While the Samsung Galaxy S4 has a microsite, it disappoints. Nantz says the Galaxy S4 site is more informative and cleaner than the main Samsung site, but he admits it looks old. Skipper agrees that the Samsung Galaxy S4 microsite is visually appealing but its performance is underwhelming. For example, he says the microsite doesn’t use Flash—most likely because Flash is bad for SEO—but that it has compelling images. And while there appears to be a lot of SEO tagging in place, he says, this also makes the site seem a bit “keyword stuffed” to visitors.

“It looks like it’s basically a ‘brochureware’ site with limited functionality, so it’s not very impressive,” Skipper says. In addition, Nantz struggles to find the purpose of the tweets, likes, and Google+ shares featured on the “Guide to Galaxy” page on Samsung’s website.

“There are only 15 tweets,” he points out. “You’re not breaking any records [and] you’re not winning any people over with offering social media options on the site. So why offer them?”

Additionally, Liz Bartek, senior Internet marketing consultant at Rise Interactive, notes that Samsung Mobile’s Twitter and Facebook content is “almost identical.” She also points out that Apple has a company Facebook page and an iPhone fan page on Facebook (with 9.7 million and 3.4 million likes, respectively); however, neither of these pages is marked as official pages.
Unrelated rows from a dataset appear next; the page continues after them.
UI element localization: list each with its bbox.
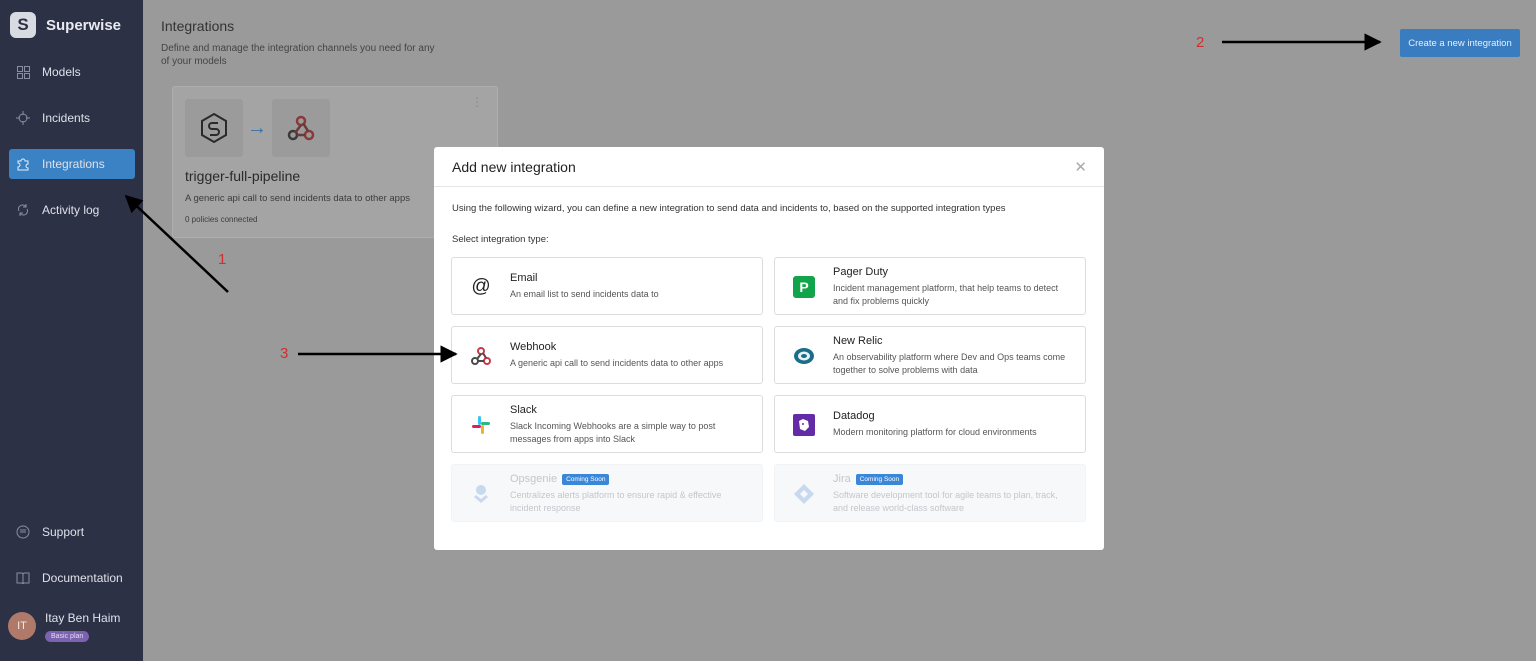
annotation-number-3: 3 — [280, 345, 289, 362]
annotation-number-2: 2 — [1196, 34, 1205, 51]
annotation-arrow-1 — [124, 194, 229, 293]
annotation-number-1: 1 — [218, 251, 227, 268]
annotation-arrows — [124, 33, 1382, 363]
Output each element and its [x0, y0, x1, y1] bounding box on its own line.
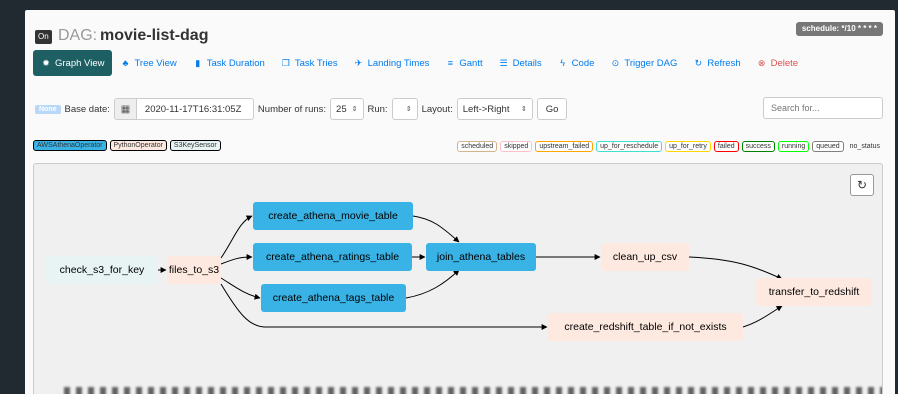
edge-files-movie [220, 215, 253, 259]
dag-on-off-toggle[interactable]: On [35, 30, 52, 44]
plane-icon: ✈ [354, 57, 363, 68]
remove-circle-icon: ⊗ [757, 57, 766, 68]
edge-files-ratings [220, 254, 253, 265]
nav-label: Details [512, 57, 542, 69]
refresh-icon: ↻ [694, 57, 703, 68]
number-of-runs-value: 25 [336, 103, 347, 115]
select-arrows-icon: ⇕ [405, 106, 412, 113]
edge-movie-join [412, 215, 460, 243]
schedule-badge: schedule: */10 * * * * [795, 22, 883, 36]
run-select[interactable]: ⇕ [391, 98, 418, 120]
nav-label: Trigger DAG [624, 57, 678, 69]
list-icon: ☰ [499, 57, 508, 68]
dag-graph: ↻ check_s3_for_key files_to_s3 create_at… [33, 163, 883, 394]
nav-trigger-dag[interactable]: ⊙ Trigger DAG [602, 50, 685, 76]
edge-tags-join [405, 269, 460, 299]
nav-label: Task Duration [206, 57, 265, 69]
nav-label: Tree View [134, 57, 177, 69]
nav-task-tries[interactable]: ❐ Task Tries [273, 50, 346, 76]
cut-off-content [64, 387, 882, 394]
base-date-label: Base date: [64, 103, 110, 115]
nav-gantt[interactable]: ≡ Gantt [437, 50, 490, 76]
operator-legend-item[interactable]: S3KeySensor [169, 140, 221, 151]
status-legend-item[interactable]: no_status [847, 142, 883, 151]
nav-code[interactable]: ϟ Code [550, 50, 603, 76]
none-state-badge: None [35, 104, 61, 114]
task-node-files-to-s3[interactable]: files_to_s3 [167, 256, 221, 284]
duplicate-icon: ❐ [281, 57, 290, 68]
task-node-clean-up-csv[interactable]: clean_up_csv [601, 243, 689, 271]
layout-select[interactable]: Left->Right ⇕ [456, 98, 533, 120]
task-node-create-athena-tags-table[interactable]: create_athena_tags_table [261, 284, 406, 312]
select-arrows-icon: ⇕ [520, 106, 527, 113]
status-legend-item[interactable]: up_for_reschedule [596, 141, 663, 152]
number-of-runs-label: Number of runs: [257, 103, 327, 115]
nav-label: Delete [770, 57, 799, 69]
dag-title: movie-list-dag [100, 27, 209, 44]
tree-icon: ♣ [122, 58, 129, 68]
edge-files-tags [220, 277, 261, 300]
operator-legend: AWSAthenaOperator PythonOperator S3KeySens… [33, 140, 221, 151]
task-node-check-s3-for-key[interactable]: check_s3_for_key [46, 256, 158, 284]
nav-task-duration[interactable]: ▮ Task Duration [185, 50, 273, 76]
dag-title-prefix: DAG: [58, 27, 98, 44]
go-button[interactable]: Go [536, 98, 568, 120]
number-of-runs-select[interactable]: 25 ⇕ [330, 98, 364, 120]
status-legend-item[interactable]: success [741, 141, 775, 152]
status-legend-item[interactable]: scheduled [457, 141, 498, 152]
operator-legend-item[interactable]: AWSAthenaOperator [33, 140, 107, 151]
search-input[interactable] [763, 97, 883, 119]
nav-label: Graph View [55, 57, 105, 69]
nav-label: Gantt [459, 57, 483, 69]
nav-graph-view[interactable]: ✹ Graph View [33, 50, 113, 76]
status-legend-item[interactable]: upstream_failed [535, 141, 594, 152]
calendar-icon[interactable]: ▦ [113, 98, 136, 120]
nav-refresh[interactable]: ↻ Refresh [685, 50, 748, 76]
nav-label: Landing Times [367, 57, 430, 69]
task-node-create-athena-ratings-table[interactable]: create_athena_ratings_table [253, 243, 412, 271]
task-node-join-athena-tables[interactable]: join_athena_tables [426, 243, 536, 271]
nav-tree-view[interactable]: ♣ Tree View [112, 50, 184, 76]
select-arrows-icon: ⇕ [351, 106, 358, 113]
operator-legend-item[interactable]: PythonOperator [109, 140, 167, 151]
layout-label: Layout: [421, 103, 453, 115]
edge-clean-transfer [688, 256, 783, 280]
nav-details[interactable]: ☰ Details [491, 50, 550, 76]
status-legend-item[interactable]: up_for_retry [665, 141, 711, 152]
nav-delete[interactable]: ⊗ Delete [749, 50, 806, 76]
task-node-create-athena-movie-table[interactable]: create_athena_movie_table [253, 202, 413, 230]
layout-value: Left->Right [462, 103, 510, 115]
task-node-create-redshift-table-if-not-exists[interactable]: create_redshift_table_if_not_exists [548, 313, 743, 341]
dag-page: On DAG: movie-list-dag schedule: */10 * … [25, 10, 895, 394]
nav-label: Code [571, 57, 595, 69]
nav-landing-times[interactable]: ✈ Landing Times [346, 50, 438, 76]
status-legend-item[interactable]: running [777, 141, 810, 152]
nav-label: Task Tries [294, 57, 338, 69]
edge-redshift-transfer [742, 305, 783, 328]
dag-nav: ✹ Graph View ♣ Tree View ▮ Task Duration ❐ Task… [33, 50, 806, 76]
graph-filter-form: None Base date: ▦ 2020-11-17T16:31:05Z N… [35, 98, 568, 120]
bar-chart-icon: ▮ [195, 57, 201, 68]
base-date-input[interactable]: 2020-11-17T16:31:05Z [135, 98, 254, 120]
play-circle-icon: ⊙ [611, 57, 620, 68]
gear-icon: ✹ [42, 57, 50, 68]
task-node-transfer-to-redshift[interactable]: transfer_to_redshift [756, 278, 872, 306]
run-label: Run: [367, 103, 388, 115]
status-legend-item[interactable]: failed [713, 141, 739, 152]
status-legend-item[interactable]: queued [812, 141, 844, 152]
status-legend-item[interactable]: skipped [500, 141, 533, 152]
flash-icon: ϟ [560, 58, 566, 68]
align-left-icon: ≡ [447, 58, 453, 68]
status-legend: scheduled skipped upstream_failed up_for_re… [457, 141, 883, 152]
nav-label: Refresh [707, 57, 741, 69]
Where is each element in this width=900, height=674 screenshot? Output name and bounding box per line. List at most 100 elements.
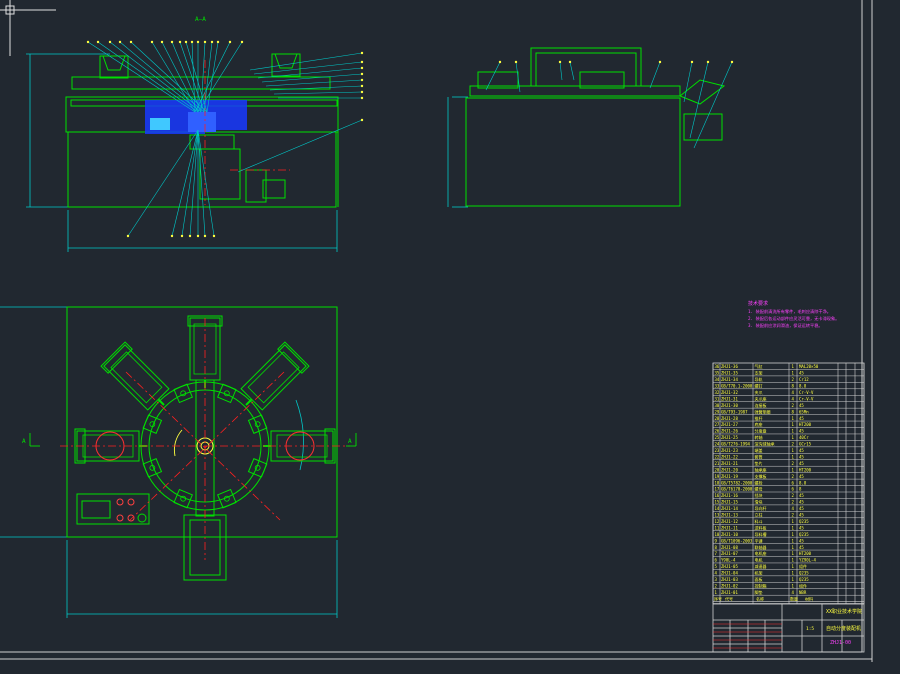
table-row: 22 ZHJ1-22 套筒 1 45 [715, 453, 805, 459]
table-cell: 连接板 [755, 402, 767, 408]
table-cell: 45 [799, 538, 804, 543]
table-cell: 导轨 [755, 376, 763, 382]
table-cell: 1 [792, 558, 795, 563]
table-cell: GB/T5782-2000 [721, 480, 753, 485]
table-row: 4 ZHJ1-04 机架 1 Q235 [715, 570, 810, 576]
table-cell: ZHJ1-34 [721, 377, 738, 382]
table-cell: 平键 [755, 537, 763, 543]
table-cell: 垫片 [755, 460, 763, 466]
table-cell: 45 [799, 371, 804, 376]
table-cell: 65Mn [799, 409, 809, 414]
table-cell: ZHJ1-05 [721, 564, 738, 569]
table-cell: ZHJ1-13 [721, 513, 738, 518]
leader-balloon [196, 234, 200, 238]
table-cell: 1 [792, 448, 795, 453]
parts-list-table[interactable]: 36 ZHJ1-36 气缸 1 MAL20×5035 ZHJ1-35 支架 1 4534 ZHJ1… [712, 362, 865, 605]
table-cell: 1 [792, 364, 795, 369]
table-cell: 13 [715, 513, 720, 518]
table-cell: 34 [715, 377, 720, 382]
leader-balloon [203, 40, 207, 44]
table-cell: ZHJ1-03 [721, 577, 738, 582]
cad-drawing-canvas[interactable]: A—A A A 技术要求 1. 装配前清洗所有零件，毛刺应清除干净。 2. 装配… [0, 0, 900, 670]
leader-line [253, 61, 363, 75]
leader-line [693, 61, 733, 149]
table-cell: 27 [715, 422, 720, 427]
leader-balloon [150, 40, 154, 44]
top-plan-view[interactable]: A A [0, 306, 357, 618]
table-cell: Cr12 [799, 377, 809, 382]
section-marker-left-label: A [22, 438, 26, 445]
table-cell: 夹爪 [755, 389, 763, 395]
technical-notes: 技术要求 1. 装配前清洗所有零件，毛刺应清除干净。 2. 装配后各运动部件应灵… [748, 300, 839, 329]
table-cell: 转轴 [755, 434, 763, 440]
leader-balloon [558, 60, 562, 64]
table-row: 25 ZHJ1-25 转轴 1 40Cr [715, 434, 810, 440]
table-cell: 23 [715, 448, 720, 453]
table-cell: GCr15 [799, 442, 812, 447]
leader-balloon [514, 60, 518, 64]
table-cell: 螺母 [755, 486, 763, 492]
table-cell: 35 [715, 371, 720, 376]
table-header-cell: 代号 [725, 595, 733, 601]
table-cell: 16 [715, 493, 720, 498]
leader-balloon [180, 234, 184, 238]
table-cell: 36 [715, 364, 720, 369]
side-leader-lines [485, 60, 734, 149]
drawing-name: 自动分度装配机 [826, 625, 861, 632]
table-row: 11 ZHJ1-11 送料板 1 45 [715, 524, 805, 530]
table-cell: ZHJ1-26 [721, 429, 738, 434]
table-cell: 1 [792, 532, 795, 537]
table-cell: 1 [792, 435, 795, 440]
leader-balloon [360, 118, 364, 122]
table-cell: 10 [715, 532, 720, 537]
table-cell: 4 [715, 571, 718, 576]
table-cell: ZHJ1-04 [721, 571, 738, 576]
table-cell: 45 [799, 525, 804, 530]
table-row: 26 ZHJ1-26 分度盘 1 45 [715, 428, 805, 434]
fixture-pad [247, 458, 268, 478]
table-cell: 8 [799, 487, 802, 492]
leader-balloon [210, 40, 214, 44]
table-cell: 2 [792, 377, 795, 382]
table-row: 31 ZHJ1-31 夹爪座 4 Cr-V-V [715, 395, 815, 401]
table-cell: ZHJ1-22 [721, 454, 738, 459]
table-cell: 2 [792, 474, 795, 479]
table-cell: 4 [792, 506, 795, 511]
table-cell: 26 [715, 429, 720, 434]
table-row: 29 GB/T93-1987 弹簧垫圈 8 65Mn [715, 408, 810, 414]
table-cell: MAL20×50 [799, 364, 819, 369]
table-cell: 1 [792, 551, 795, 556]
title-block[interactable]: XX职业技术学院 自动分度装配机 ZHJ1-00 1:5 [712, 603, 865, 653]
table-row: 19 ZHJ1-19 支撑板 2 45 [715, 473, 805, 479]
leader-line [559, 61, 563, 81]
table-cell: 2 [792, 403, 795, 408]
leader-balloon [360, 90, 364, 94]
leader-line [127, 129, 199, 237]
leader-balloon [203, 234, 207, 238]
table-cell: 2 [792, 442, 795, 447]
leader-balloon [498, 60, 502, 64]
table-cell: 24 [715, 442, 720, 447]
table-cell: 21 [715, 461, 720, 466]
table-row: 18 GB/T5782-2000 螺栓 6 8.8 [715, 479, 807, 485]
leader-line [273, 91, 363, 95]
front-section-view[interactable]: A—A [26, 16, 364, 252]
side-view[interactable] [447, 47, 734, 208]
table-cell: 8 [792, 384, 795, 389]
table-cell: 1 [792, 525, 795, 530]
notes-line-3: 3. 装配前应涂润滑油，保证运转平稳。 [748, 322, 823, 329]
table-cell: 4 [792, 396, 795, 401]
table-cell: Q235 [799, 571, 809, 576]
table-cell: 4 [792, 590, 795, 595]
table-cell: HT200 [799, 422, 812, 427]
table-cell: 15 [715, 500, 720, 505]
table-cell: 1 [715, 590, 718, 595]
table-cell: 40Cr [799, 435, 809, 440]
table-cell: ZHJ1-07 [721, 551, 738, 556]
table-cell: Cr-V-V [799, 390, 814, 395]
table-row: 12 ZHJ1-12 料斗 1 Q235 [715, 518, 810, 524]
table-cell: 3 [715, 577, 718, 582]
table-row: 6 Y90L-4 电机 1 YZ90L-4 [715, 557, 817, 563]
table-cell: ZHJ1-12 [721, 519, 738, 524]
table-row: 2 ZHJ1-02 控制箱 1 组件 [715, 582, 808, 588]
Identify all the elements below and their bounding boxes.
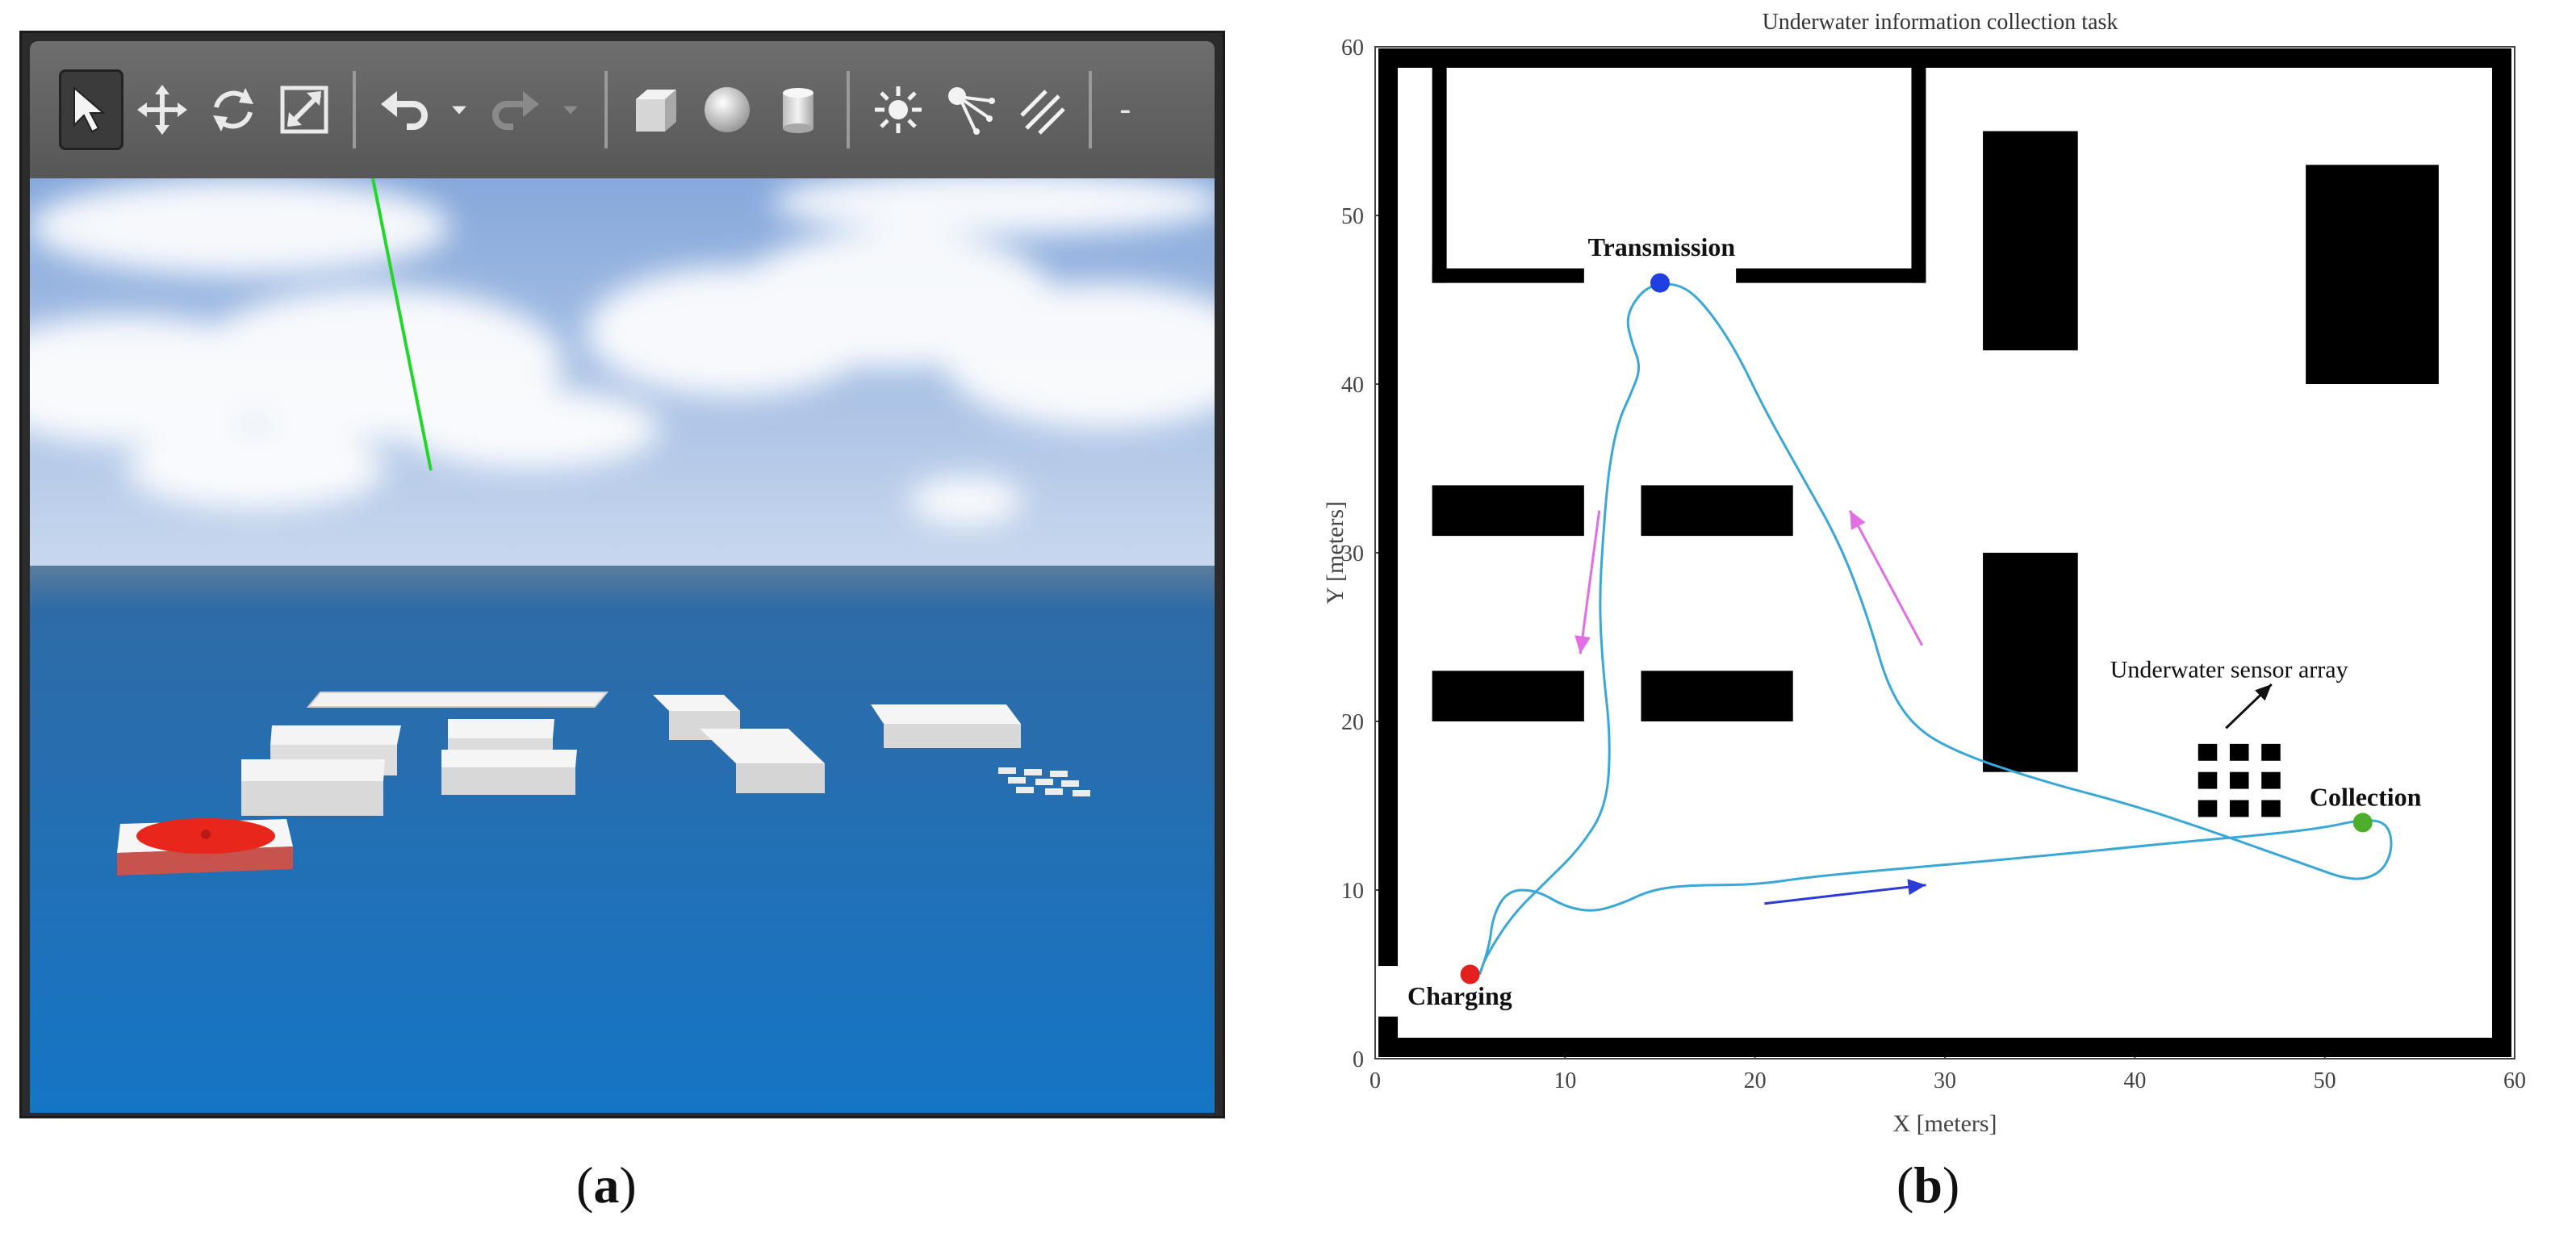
scale-icon — [280, 86, 328, 134]
x-tick-label: 0 — [1370, 1068, 1381, 1093]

But Nantz argues that social doesn’t play a big role for Apple in terms of marketing. However, Apple shuttered its iTunes-centered social network Ping last year, replacing it with Facebook and Twitter integrations, Nantz points out.

Bartek adds that Apple’s brand advocacy is strong, and supporting customers’ preferred ways to advocate (like the social integrations) makes it even stronger. “Just look at how people are lining up days in advance for the release of the new iPhone,” she says. Hence, Apple’s marketing relies more on fans and earned media, while Samsung takes a more integrated approach to its marketing, perhaps due to its diverse product line, Bartek says. Plus, keeping a low social profile has worked in Apple’s favor.

“Social buzz seems to explode with chatter and rumors of the next big thing for Apple,” she says.

And marketers don’t have to ask Siri how much consumers like the iPhone 5—it’s clear in Apple’s search marketing. When it comes to title tags and meta descriptions, Apple focuses on its brand: “‘Apple’ or ‘Apple-iPhone,’” says Arianna Solimene, senior interactive marketing consultant at Rise Interactive. By contrast, Samsung focuses on both branded and non-branded keywords.

Solimene used a metric called Domain Authority, which indicates how high a domain name will appear in Google search results, to determine the brands’ focus. Both and have similar scores, though Samsung’s is slightly lower. However, Apple has significantly more external links (links from other websites that point toward various pages within a domain) than Samsung. Because Apple has 101 million, compared to Samsung’s 3.3 million, the pages within Apple’s site have a greater chance of ranking higher by Google.

Ultimately, marketing for the Galaxy S4 is feature-focused, while the iPhone 5′ s marketing assets reflect its legacy as a premiere device. Will this message resonate over the long term? Time will tell. But for now, it’s Apple all the way.

Brand Champion

The smartphone scrimmage was a close one, but Apple’s iPhone 5 pulled ahead in the end. The brand’s focus on simplicity and design is carried out seamlessly in all of its channels, which enables Apple advocates to easily recognize the brand anywhere. Samsung has an uphill climb. It doesn’t have the legacy that Apple has, which means its messaging actually has to sell the product. This is all well and good, but that means Apple can create more emotional appeals than its rival.